Beijing aims to boost coal production. Photo c/o China Dialogue
China is reportedly promoting coal-fired power in an attempt to revive its economy. News reports say that Beijing is planning to boost coal production by 3000 million tonnes this year or equivalent to a 7% increase of the 4.1 billion tonnes output recorded in 2021.
A recently released report also showed that China accounted for 52% of the newly constructed coal-fired plants constructed in 20 countries in 2021. Last year, China’s coal production broke records as miners ramped up their outputs upon the encouragement of the state. In total, China, the world’s largest coal consumer, and producer mined an all-time high of 4.07 billion tonnes in 2021. That’s 4.7% of the recorded output in 2020.
Likewise, China has already ordered its top coal-producing province, Shanxi, to guarantee thermal coal supplies to several industrial hubs located in coastal areas. Miners in the province have been told to ensure coal supply of as much as 47.7 million tonnes to be used by seven provinces between May and December. Coal miners of Shanxi will be allowed to sell their outputs above the existing price caps.
Business news magazine, Caixin reported that cabinet officials approved plans last April 20 to expand coal production in the hope that coal can help Beijing ensure energy security. At the same time, the ruling party wants more coal power plants to keep the economy moving. Slow economic growth, power shortages, and Russia’s recent attack on Ukraine compelled Beijing leaders to demand more coal-fired power.
Many are alarmed at China’s recent move towards more thermal coal. As the top consumer and producer of coal, experts say that global trends are largely affected by Beijing’s moves.
Hopefully, the Philippines won’t find itself on the same path as China. There have been major events that threatened our power supply. The first is Indonesia’s temporary ban on coal imports while the second is the tension between Russia and Ukraine.
On the local renewable energy front, there has been major progress in recent years. In 2020, the government has already placed a moratorium on new coal plants. A few weeks ago, President Rodrigo Duterte also signed into law Republic Act 11646 which promotes the use of microgrids in unserved and underserved areas. This law can help pave the way for greater use of renewables.
These developments are encouraging but the government needs to do more to ensure a swifter shift to renewables.
A study by the Department of Energy (DOE) and World bank released recently showed that the Philippines has the potential to install up to 21 gigawatts of offshore wind power by 2040, which can account for 21 percent of the power supply.
The same report, however, stressed that there are monumental challenges to overcome in getting a large wind industry off the ground. These challenges include foreign ownership restrictions, limited local supply chain, and lack of a transmission network.
There’s nothing new about the challenges cited by the report as they have been hampering the growth of the renewable energy sector for many years.

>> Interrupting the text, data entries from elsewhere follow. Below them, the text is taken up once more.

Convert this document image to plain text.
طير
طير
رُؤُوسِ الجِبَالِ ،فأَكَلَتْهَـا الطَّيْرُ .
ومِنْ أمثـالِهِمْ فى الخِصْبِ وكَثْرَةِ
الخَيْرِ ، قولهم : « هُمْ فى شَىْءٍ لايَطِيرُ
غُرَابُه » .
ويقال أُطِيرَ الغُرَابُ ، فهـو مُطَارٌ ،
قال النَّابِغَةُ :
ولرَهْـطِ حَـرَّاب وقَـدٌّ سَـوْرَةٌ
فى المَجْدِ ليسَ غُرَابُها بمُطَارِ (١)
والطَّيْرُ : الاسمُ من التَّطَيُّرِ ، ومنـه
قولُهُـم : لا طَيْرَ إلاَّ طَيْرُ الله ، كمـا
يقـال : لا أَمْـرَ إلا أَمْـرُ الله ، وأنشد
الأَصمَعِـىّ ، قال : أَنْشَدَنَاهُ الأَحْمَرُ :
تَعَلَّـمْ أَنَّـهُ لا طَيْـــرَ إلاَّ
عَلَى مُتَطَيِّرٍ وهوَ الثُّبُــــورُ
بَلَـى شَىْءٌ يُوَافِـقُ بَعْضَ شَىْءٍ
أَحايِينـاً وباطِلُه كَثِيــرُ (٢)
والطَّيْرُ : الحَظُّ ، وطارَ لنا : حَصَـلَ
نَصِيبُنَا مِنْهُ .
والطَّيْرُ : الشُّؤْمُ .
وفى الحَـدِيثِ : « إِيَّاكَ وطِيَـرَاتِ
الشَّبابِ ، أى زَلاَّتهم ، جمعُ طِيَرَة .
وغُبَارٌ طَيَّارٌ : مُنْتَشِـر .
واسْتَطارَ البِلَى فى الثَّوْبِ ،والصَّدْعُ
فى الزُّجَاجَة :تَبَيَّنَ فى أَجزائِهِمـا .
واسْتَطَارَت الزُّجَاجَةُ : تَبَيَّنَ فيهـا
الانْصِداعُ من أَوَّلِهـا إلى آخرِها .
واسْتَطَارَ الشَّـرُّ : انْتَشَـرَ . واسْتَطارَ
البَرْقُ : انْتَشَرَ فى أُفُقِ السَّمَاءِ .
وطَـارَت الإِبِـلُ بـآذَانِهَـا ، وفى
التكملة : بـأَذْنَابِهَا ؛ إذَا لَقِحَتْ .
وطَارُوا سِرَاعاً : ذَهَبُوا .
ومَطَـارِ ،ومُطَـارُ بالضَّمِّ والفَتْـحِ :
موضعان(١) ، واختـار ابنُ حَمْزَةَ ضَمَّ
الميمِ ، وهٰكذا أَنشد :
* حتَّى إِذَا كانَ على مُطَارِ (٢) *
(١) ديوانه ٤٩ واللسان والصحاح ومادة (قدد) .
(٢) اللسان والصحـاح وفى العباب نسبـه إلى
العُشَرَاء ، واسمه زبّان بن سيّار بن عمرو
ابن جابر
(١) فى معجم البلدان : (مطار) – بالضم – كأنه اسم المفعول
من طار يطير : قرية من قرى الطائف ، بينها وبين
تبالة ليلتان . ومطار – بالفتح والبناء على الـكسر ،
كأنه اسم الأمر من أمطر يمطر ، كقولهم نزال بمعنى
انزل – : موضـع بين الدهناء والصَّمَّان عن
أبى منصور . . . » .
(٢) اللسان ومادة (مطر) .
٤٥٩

Take the case of the foreign ownership rule. The DOE and World Bank report noted that “Removing this restriction (foreign ownership) will allow the use of lower-cost international financing and, therefore, help reduce the cost of energy.”

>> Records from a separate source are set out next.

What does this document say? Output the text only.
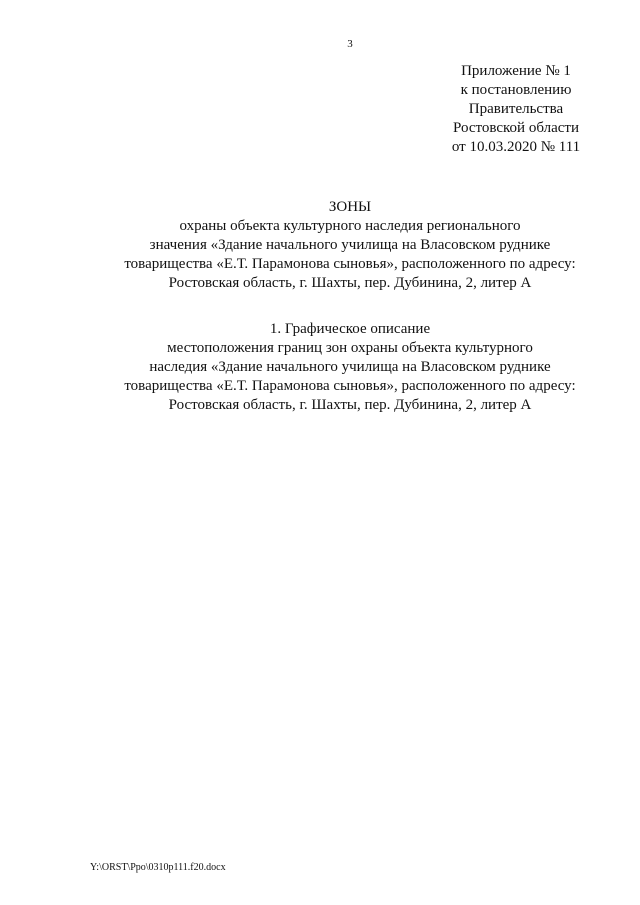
3
Приложение № 1
к постановлению
Правительства
Ростовской области
от 10.03.2020 № 111
ЗОНЫ
охраны объекта культурного наследия регионального
значения «Здание начального училища на Власовском руднике
товарищества «Е.Т. Парамонова сыновья», расположенного по адресу:
Ростовская область, г. Шахты, пер. Дубинина, 2, литер А
1. Графическое описание
местоположения границ зон охраны объекта культурного
наследия «Здание начального училища на Власовском руднике
товарищества «Е.Т. Парамонова сыновья», расположенного по адресу:
Ростовская область, г. Шахты, пер. Дубинина, 2, литер А
Y:\ORST\Ppo\0310p111.f20.docx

There have been many calls to scrap the 60-40% rule so renewable energy can easily flourish in the Philippines. These calls have been falling on deaf ears and continue to be ignored.
What we should do is take a closer look at how we interpret the foreign ownership provision in our constitution. I am particularly keen on what Former Energy Secretary Atty. Raphael Lotilla said in an energy forum last October.
Atty. Lotilla said that we should only apply the 40% cap on foreign ownership to finite sources since the constitution pertains to “potential energy.” Wind along with solar power should not be subjected to the 40 percent foreign ownership cap since both wind and solar are easily convertible to power, and hence should not be treated as potential power.
As for the challenge of having a limited local supply chain and lack of transmission, we can easily rectify that. As I have said in previous posts, the central distribution power model is no longer apt for the times. Instead, we should be embracing a new design philosophy, which is to put up as many distributed energy resources.
The RA 11646 only allows microgrid system providers to provide integrated power generation and distribution services to underserved and unserved areas. These microgrid system providers are also required to get waivers from existing distribution utilities.
What the government should do is empower local government units, including barangays by allowing them to have their own power franchises and work with a private concessionaire to develop and build their microgrids. This is the best way to move away from the traditional power distribution model, boost disaster resilience, and help affordable and reliable energy supply for the Philippines.
The government has been saying that it is working hard to achieve its goal of increasing renewables’ share in the power mix to 35% and 50% by 2030 and 2040, respectively. However, data shows that fossil fuels accounted for 79% of the country’s power generation mix in 2020.
If the government is indeed serious about having more renewables in the energy mix, then it should put its money where its mouth is. It can start by lifting the foreign ownership rule and setting up more DERs in the country. Neither should our government emulate China’s moves of welcoming more coal to secure its energy supply. The answer does not lie in more centrally-based power plants but inDistributed Energy Resources (DERs)using indigenous and sustainable energy.